Los libros proféticos (III): Leído a casi tres mil años de distancia, Amós nos sigue impresionando.
Si Oseas, al que dedicamos la última entrega, fue un profeta extraordinario, no puede decirse menos de su contemporáneo Amós. Ortega y Gasset lo definió como el intelectual en estado puro, pero habría que decir más bien que era un genio de la oratoria y, por encima de todo, un hombre entregado a Dios.

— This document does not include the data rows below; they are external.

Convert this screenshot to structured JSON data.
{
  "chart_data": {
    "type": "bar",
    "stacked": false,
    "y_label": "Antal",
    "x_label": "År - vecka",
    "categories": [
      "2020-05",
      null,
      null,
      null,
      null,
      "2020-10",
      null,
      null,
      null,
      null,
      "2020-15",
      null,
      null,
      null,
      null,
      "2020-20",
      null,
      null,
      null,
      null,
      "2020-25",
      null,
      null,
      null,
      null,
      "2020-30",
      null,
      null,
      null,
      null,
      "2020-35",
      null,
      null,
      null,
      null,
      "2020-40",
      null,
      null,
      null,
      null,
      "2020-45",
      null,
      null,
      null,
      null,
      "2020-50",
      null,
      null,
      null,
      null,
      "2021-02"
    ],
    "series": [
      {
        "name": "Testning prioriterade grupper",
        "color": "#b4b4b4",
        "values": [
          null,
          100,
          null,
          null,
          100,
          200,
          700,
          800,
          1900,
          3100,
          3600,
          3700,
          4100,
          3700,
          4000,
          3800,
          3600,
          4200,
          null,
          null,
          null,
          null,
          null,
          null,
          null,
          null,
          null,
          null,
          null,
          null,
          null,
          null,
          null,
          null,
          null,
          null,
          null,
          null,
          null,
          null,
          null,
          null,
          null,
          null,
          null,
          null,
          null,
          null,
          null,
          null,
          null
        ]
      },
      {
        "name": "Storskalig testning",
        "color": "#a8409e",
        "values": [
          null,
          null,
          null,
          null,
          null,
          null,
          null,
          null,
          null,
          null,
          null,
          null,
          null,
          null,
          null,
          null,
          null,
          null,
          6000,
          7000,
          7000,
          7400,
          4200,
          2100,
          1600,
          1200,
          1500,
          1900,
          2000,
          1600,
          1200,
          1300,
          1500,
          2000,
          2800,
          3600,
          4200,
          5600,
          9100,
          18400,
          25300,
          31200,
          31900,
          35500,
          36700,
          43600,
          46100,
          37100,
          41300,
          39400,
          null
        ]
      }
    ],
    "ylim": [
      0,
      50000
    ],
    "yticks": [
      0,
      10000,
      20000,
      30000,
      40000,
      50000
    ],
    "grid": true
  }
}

En los dos primeros capítulos de su libro, Amós va fulminando una serie de condenas divinas contras las naciones cercanas a Israel y Judá. Dios no es un dios tribal ni nacional sino que Su visión es universal y por eso no puede pasar por alto el horror perpetrado por diversos pueblos.
Con seguridad, el señalamiento de aquellas condenas debió provocar un cierto placer a los habitantes de Judá e Israel convencidos de su superioridad religiosa y moral. Es más, cuando Amós acusó incluso a Judá -su tierra natal- de desobedecer la ley de Dios y de seguir las mentiras de sus padres (2: 4-5), la gente de Israel debió sentirse especialmente complacida. ¡Un judío como era Amós anunciaba el juicio de Judá! ¿Cabía mejor confirmación de sus puntos de vista?
Pero Amós -al que muchos habrían considerado anti-patriota en España cubriéndole de insultos- reservaba la consumación de su discurso apuntando a un Israel indigno (2: 6-16). Era cierto -ya lo vimos- que sus habitantes se sentían muy orgullosos de los éxitos obtenidos por su rey Jeroboam II, pero la realidad es que la sociedad israelita se caracterizaba por la corrupción de la administración de justicia (2: 6-7), por su inmoralidad sexual (2: 7-8), por su olvido de Dios (2: 9-10) y - ¿le sorprende a alguien? - por su deseo de silenciar a cualquier profeta que advirtiera del mal (2: 11-12). El resultado de esa conducta sería el juicio de Dios (2: 3-16).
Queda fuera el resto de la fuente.